Klassische Musik, wie man sie garantiert nicht erwartet: In Taiwan ist Beethovens „Für Elise“ das Signal, den Müll rauszubringen. Müllwagen mit Lautsprechern, die den berühmten Klavierklang durch die Straßen schicken, sorgen dafür, dass keiner die Abholung verpasst. Was für Außenstehende kurios klingt, ist für Millionen Taiwaner längst gelebter Alltag.
Wenn in Taipeh oder Kaohsiung die vertrauten Töne von Beethovens „Für Elise“ durch die Straßen klingen, ist es kein Schüler am Klavier, kein Handy-Klingelton und auch kein Eiswagen – es ist die taiwanische Müllabfuhr. Und in Taiwan bedeutet das nicht, dass sie Müll abholt, der fein säuberlich an den Bordstein gestellt wurde. Nein – es bedeutet: Jetzt heißt es selbst rausgehen, Tüte in die Hand, bereit zum musikalischen Nachbarschaftsritual.

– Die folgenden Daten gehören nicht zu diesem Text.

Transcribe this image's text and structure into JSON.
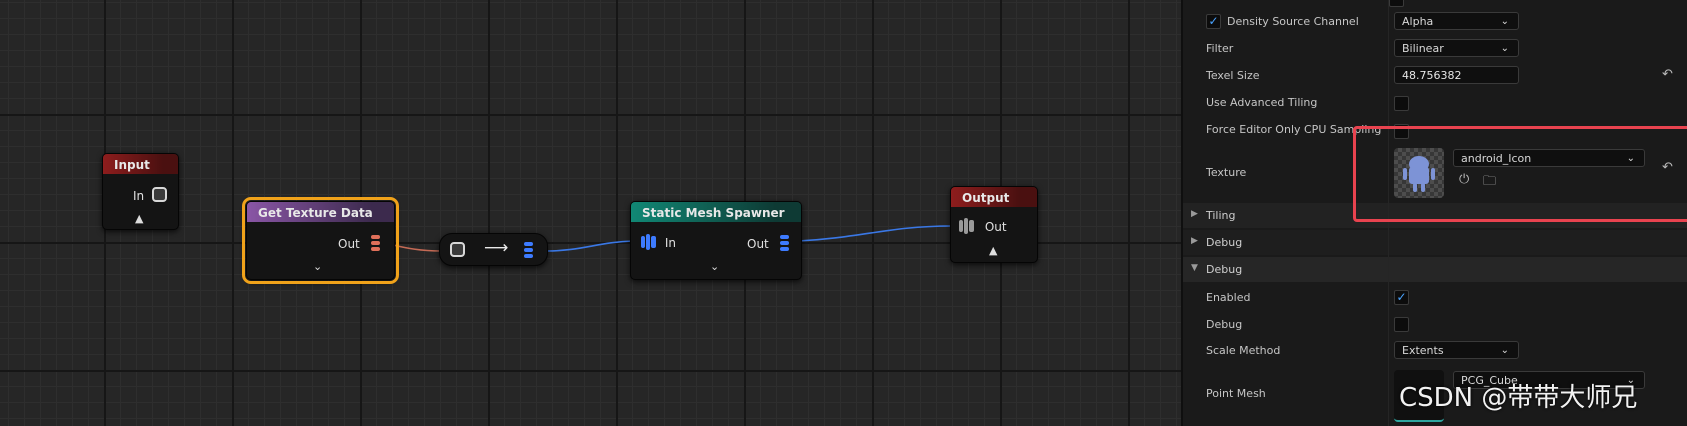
{
  "nodes": {
    "input": {
      "title": "Input",
      "pin_in": "In"
    },
    "get_texture": {
      "title": "Get Texture Data",
      "pin_out": "Out"
    },
    "spawner": {
      "title": "Static Mesh Spawner",
      "pin_in": "In",
      "pin_out": "Out"
    },
    "output": {
      "title": "Output",
      "pin_out": "Out"
    }
  },
  "details": {
    "density_source_channel": {
      "label": "Density Source Channel",
      "value": "Alpha",
      "checked": true
    },
    "filter": {
      "label": "Filter",
      "value": "Bilinear"
    },
    "texel_size": {
      "label": "Texel Size",
      "value": "48.756382"
    },
    "use_advanced_tiling": {
      "label": "Use Advanced Tiling"
    },
    "force_cpu": {
      "label": "Force Editor Only CPU Sampling"
    },
    "texture": {
      "label": "Texture",
      "value": "android_Icon"
    },
    "tiling_cat": {
      "label": "Tiling"
    },
    "debug_cat": {
      "label": "Debug"
    },
    "debug_cat_open": {
      "label": "Debug"
    },
    "enabled": {
      "label": "Enabled",
      "checked": true
    },
    "debug": {
      "label": "Debug"
    },
    "scale_method": {
      "label": "Scale Method",
      "value": "Extents"
    },
    "point_mesh": {
      "label": "Point Mesh",
      "value": "PCG_Cube"
    }
  },
  "icons": {
    "reset": "reset-arrow-icon",
    "browse": "browse-icon",
    "use_selected": "use-selected-icon"
  },
  "colors": {
    "selection": "#f0a21a",
    "highlight": "#e8434f",
    "pin_blue": "#3d7bff",
    "pin_red": "#e0705a"
  },
  "watermark": "CSDN @带带大师兄"
}
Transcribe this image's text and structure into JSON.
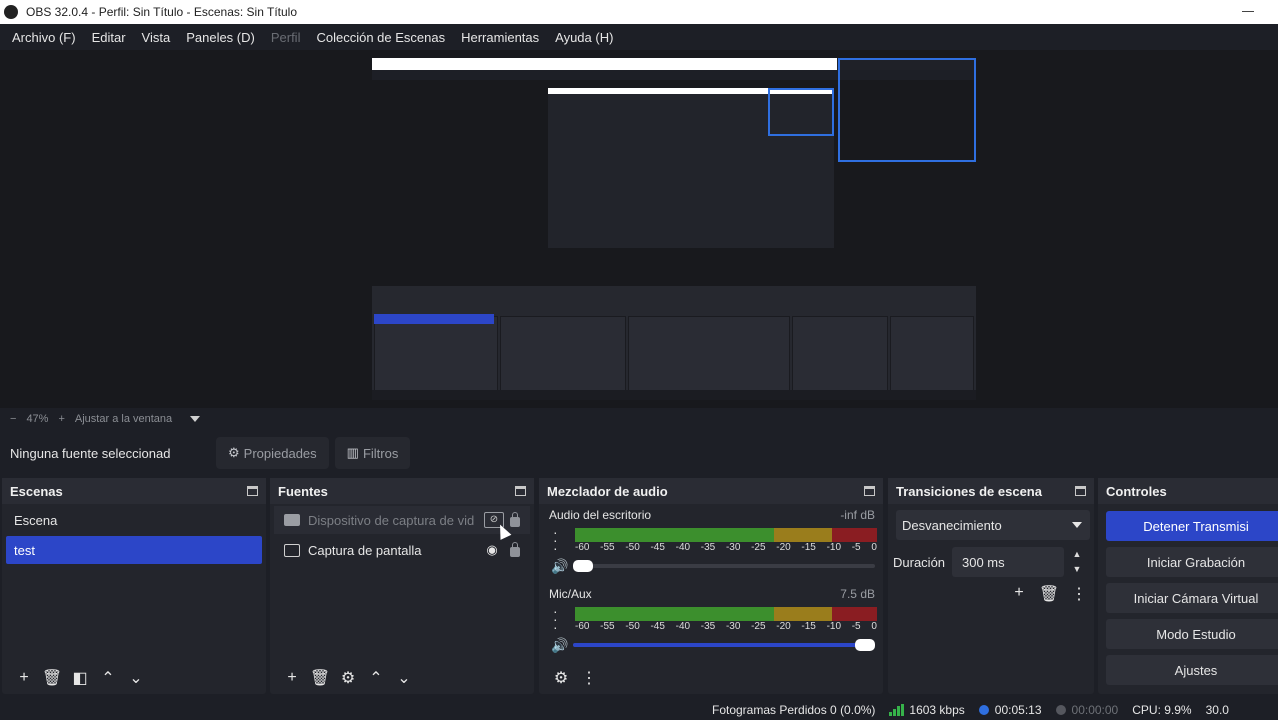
{
  "window": {
    "title": "OBS 32.0.4 - Perfil: Sin Título - Escenas: Sin Título"
  },
  "menu": [
    "Archivo (F)",
    "Editar",
    "Vista",
    "Paneles (D)",
    "Perfil",
    "Colección de Escenas",
    "Herramientas",
    "Ayuda (H)"
  ],
  "zoom": {
    "minus": "−",
    "value": "47%",
    "plus": "+",
    "fit": "Ajustar a la ventana"
  },
  "context": {
    "no_source": "Ninguna fuente seleccionad",
    "properties": "Propiedades",
    "filters": "Filtros"
  },
  "scenes": {
    "title": "Escenas",
    "items": [
      "Escena",
      "test"
    ],
    "selected": "test"
  },
  "sources": {
    "title": "Fuentes",
    "items": [
      "Dispositivo de captura de vid",
      "Captura de pantalla"
    ]
  },
  "mixer": {
    "title": "Mezclador de audio",
    "channels": [
      {
        "name": "Audio del escritorio",
        "db": "-inf dB",
        "volume": 0.0
      },
      {
        "name": "Mic/Aux",
        "db": "7.5 dB",
        "volume": 1.0
      }
    ],
    "ticks": [
      "-60",
      "-55",
      "-50",
      "-45",
      "-40",
      "-35",
      "-30",
      "-25",
      "-20",
      "-15",
      "-10",
      "-5",
      "0"
    ]
  },
  "transitions": {
    "title": "Transiciones de escena",
    "selected": "Desvanecimiento",
    "duration_label": "Duración",
    "duration": "300 ms"
  },
  "controls": {
    "title": "Controles",
    "buttons": [
      "Detener Transmisi",
      "Iniciar Grabación",
      "Iniciar Cámara Virtual",
      "Modo Estudio",
      "Ajustes"
    ]
  },
  "status": {
    "dropped": "Fotogramas Perdidos 0 (0.0%)",
    "bitrate": "1603 kbps",
    "stream_time": "00:05:13",
    "rec_time": "00:00:00",
    "cpu": "CPU: 9.9%",
    "fps": "30.0"
  },
  "colors": {
    "accent": "#2c46c8",
    "live": "#2f6fe0",
    "meter_green": "#3c8f2d",
    "meter_yellow": "#9a7d1c",
    "meter_red": "#8a1d22"
  }
}
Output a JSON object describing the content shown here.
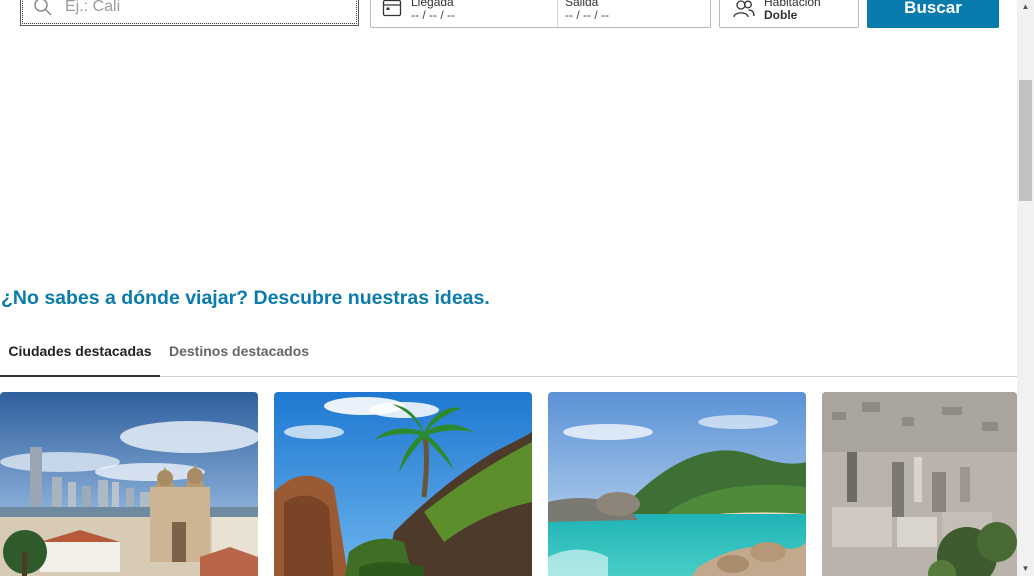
{
  "search": {
    "destination_placeholder": "Ej.: Cali",
    "destination_value": "",
    "arrival_label": "Llegada",
    "arrival_value": "-- / -- / --",
    "departure_label": "Salida",
    "departure_value": "-- / -- / --",
    "room_label": "Habitación",
    "room_value": "Doble",
    "search_button_label": "Buscar"
  },
  "ideas": {
    "title": "¿No sabes a dónde viajar? Descubre nuestras ideas.",
    "tabs": [
      {
        "label": "Ciudades destacadas",
        "active": true
      },
      {
        "label": "Destinos destacados",
        "active": false
      }
    ]
  },
  "colors": {
    "brand_blue": "#0a7bad",
    "active_tab_underline": "#333333"
  },
  "icons": {
    "search": "search-icon",
    "calendar": "calendar-icon",
    "guests": "guests-icon"
  }
}
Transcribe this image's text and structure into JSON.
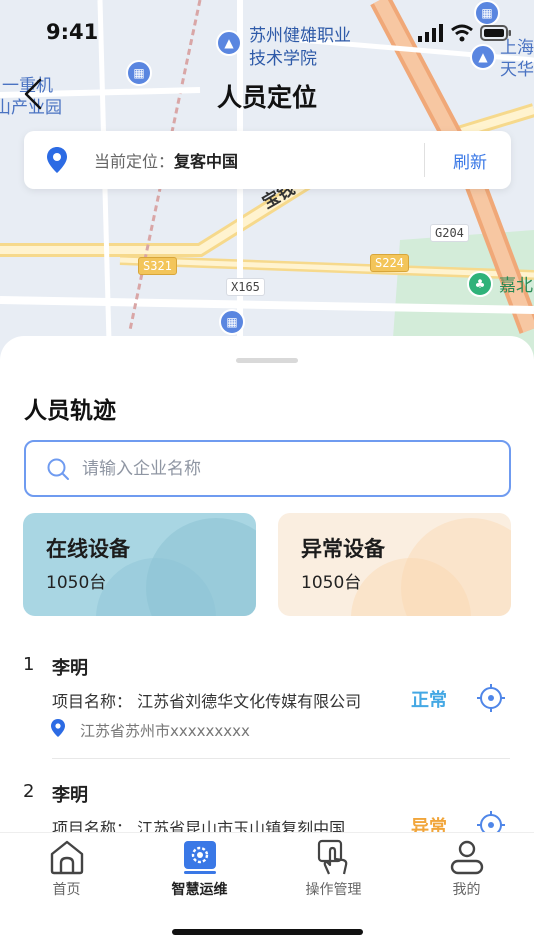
{
  "status_bar": {
    "time": "9:41"
  },
  "map": {
    "labels": [
      "苏州健雄职业",
      "技术学院",
      "一重机",
      "山产业园",
      "上海",
      "天华",
      "宝钱",
      "嘉北"
    ],
    "road_tags": [
      "G204",
      "S321",
      "S224",
      "X165"
    ]
  },
  "nav": {
    "title": "人员定位"
  },
  "location": {
    "prefix": "当前定位：",
    "value": "复客中国",
    "refresh_label": "刷新"
  },
  "sheet": {
    "title": "人员轨迹",
    "search": {
      "placeholder": "请输入企业名称",
      "value": ""
    },
    "stats": [
      {
        "label": "在线设备",
        "value": "1050台"
      },
      {
        "label": "异常设备",
        "value": "1050台"
      }
    ],
    "people": [
      {
        "index": "1",
        "name": "李明",
        "project": "项目名称：  江苏省刘德华文化传媒有限公司",
        "status": "正常",
        "address": "江苏省苏州市xxxxxxxxx"
      },
      {
        "index": "2",
        "name": "李明",
        "project": "项目名称：  江苏省昆山市玉山镇复刻中国",
        "status": "异常"
      }
    ]
  },
  "tabs": [
    {
      "label": "首页",
      "icon": "home-icon"
    },
    {
      "label": "智慧运维",
      "icon": "gear-icon"
    },
    {
      "label": "操作管理",
      "icon": "hand-tap-icon"
    },
    {
      "label": "我的",
      "icon": "user-icon"
    }
  ],
  "colors": {
    "accent": "#3a78e6",
    "normal": "#44a8e4",
    "abnormal": "#f1a53a",
    "online_card": "#a9d6e3",
    "abnormal_card": "#faeee0"
  }
}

Seit den 1990er Jahren dürfen Müllsäcke in Taiwan nicht einfach irgendwo abgestellt werden. Stattdessen müssen sie persönlich an das gelbe Müllfahrzeug übergeben werden – zu festen Zeiten. Um das Ankommen der Müllabfuhr zu signalisieren, spielt der Truck Musik. Und zwar nicht irgendeine: Beethovens „Für Elise“ wurde als Melodie für das taiwanische Ritual ausgewählt. Warum gerade dieses Stück? Niemand weiß es so genau. Einige erzählen, ein Gesundheitsbeamter habe seine Tochter das Stück üben hören und für passend befunden. Andere glauben, die Melodie sei schlicht in der Standardsoftware der Müllwagen vorprogrammiert gewesen. Was aber sicher ist: Es hat funktioniert. Der Klang ist zum kollektiven Impuls geworden, den Müll rauszubringen – für hunderttausende Menschen in taiwanesischen Städten.
Was für Außenstehende skurril klingen mag, ist für viele Menschen vor Ort eine liebgewonnene Gewohnheit – und manchmal sogar mehr als das. Denn die Müllabholung in Taiwan ist auch eine Bühne für Begegnung. Wer an die Straße runtergeht, trifft Nachbarn, Kinder auf Fahrrädern, Menschen mit Hunden an der Leine oder Paare, die sich hier zufällig kennengelernt haben. Viele Menschen in Taipeh empfinden daher das Müllrausbringen nicht als lästige Pflicht, sondern als kleinen sozialen täglichen Höhepunkt – eine Gelegenheit, Bekannte zu treffen, kurz zu plaudern und ein wenig ins Gespräch zu kommen. So war Beethovens „Für Elise“ auch während der Pandemie wie eine kleiner Lichtblick am Tag: Das Stück kündigte nicht nur die Müllabfuhr an, sondern auch ein Stück Normalität, das man mit Abstand, aber gemeinsam, erleben konnte.
Dabei steckt hinter dem musikalischen Müllsystem ein ernstes Ziel. In den 80er und 90er Jahren galt Taiwan noch als „Müllinsel“ – Müllberge, brennende Deponien, eine überforderte Infrastruktur. Heute sieht das ganz anders aus: Taiwan gehört zu den saubersten und fortschrittlichsten Ländern in der Abfallverwertung. Möglich wurde das durch radikale Reformen: Nur, wer einen offiziellen Müllsack gekauft hat, darf überhaupt etwas wegwerfen. So wird jeder Müllakt zu einer bewussten Handlung. Wer den Beutel dann umgeben von Beethoven-Musik übergibt, weiß sehr genau, wie viel er wegwirft – und wie oft.
Die Müllmelodie mit Beethovens "Für Elise" ist dabei nicht nur akustische Information, sondern auch Emotion, Ritual und ein klanggewordener Taktgeber des Alltags. Was bleibt, ist ein verblüffendes Beispiel dafür, wie klassische Musik in den urbanen Alltag integriert werden kann – nicht als Hochkultur, sondern als ganz praktisches Zeitzeichen. Und wer weiß – vielleicht würde Beethoven schmunzeln, wenn er wüsste, dass seine „Elise“ heute nicht nur Herzen rührt, sondern auch das Müllsystem revolutioniert.